И он крепко, до костяного хруста, пожал мне руку.
В общем, поговорили мы по душам. Я чуть не разрыдался хуже Самохвальского на «Трех Святителях», до того был растроган. Не знаю, отчего больше: от жалости к себе или от великодушия этого офицера? Наверное все-таки от жалости.
При расставании Яхнин пытался всучить мне денег «на дорогу», но я отказался, ясен пень.
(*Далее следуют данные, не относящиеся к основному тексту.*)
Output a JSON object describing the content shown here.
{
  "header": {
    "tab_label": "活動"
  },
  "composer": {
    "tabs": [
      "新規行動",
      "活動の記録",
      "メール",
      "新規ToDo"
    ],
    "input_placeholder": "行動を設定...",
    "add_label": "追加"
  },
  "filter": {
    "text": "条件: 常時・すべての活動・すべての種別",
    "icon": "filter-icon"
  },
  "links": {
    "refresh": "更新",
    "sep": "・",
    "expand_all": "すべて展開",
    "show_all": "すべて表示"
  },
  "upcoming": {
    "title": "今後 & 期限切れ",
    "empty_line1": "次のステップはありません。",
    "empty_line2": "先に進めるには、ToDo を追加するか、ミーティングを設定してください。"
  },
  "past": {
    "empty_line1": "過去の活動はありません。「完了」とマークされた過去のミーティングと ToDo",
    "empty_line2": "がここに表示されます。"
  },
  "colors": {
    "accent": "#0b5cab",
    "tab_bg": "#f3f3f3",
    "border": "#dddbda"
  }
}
Когда вышел из госпиталя, сунул руку в карман и обнаружил там незапланированные пятьсот терро.
Все-таки сунул, черт упрямый! Ну да оно к лучшему, деньги мне были ой как нужны.
* * *И что же дальше, а?
Дальше я поселился в самом дешевом клоповнике и начал рассылать свое резюме. Всюду. Где можно летать. Естественно, я не мыслил своей судьбы без неба. Столько лет готовиться, чтобы пойти коммуникаторами торговать? Никогда.
Этот процесс занял полторы недели. Отовсюду мне пришли отказы. Просто отовсюду. Хотя под конец я просился в такие места, что работа на магистральной говновозке покажется элитной.
И только в одном месте меня захотели. Это был южноамериканский концерн «DiR» — «Дитерхази и Родригес».
«Уважаемый сеньор Румянцев!
Мы ознакомились с Вашим резюме и выражаем желание предложить вам место пилота-универсала в территориальном подразделении нашего концерна „Тьерра Фуэга“. Наша орбитальная станция находится в Тремезианском поясе, система звезды Лукреции, планета Цандер. Просим явиться для прохождения собеседования в офис „Тьерра Фуэга“ 10 числа июля месяца сего года, в 15–00 по стандартному времени.
С уважением и надеждой на плодотворное сотрудничество,
Антонио Роблес».Дата, подпись.
Тремезианский пояс — это жопа! Цандер — даже не территория Объединенных Наций!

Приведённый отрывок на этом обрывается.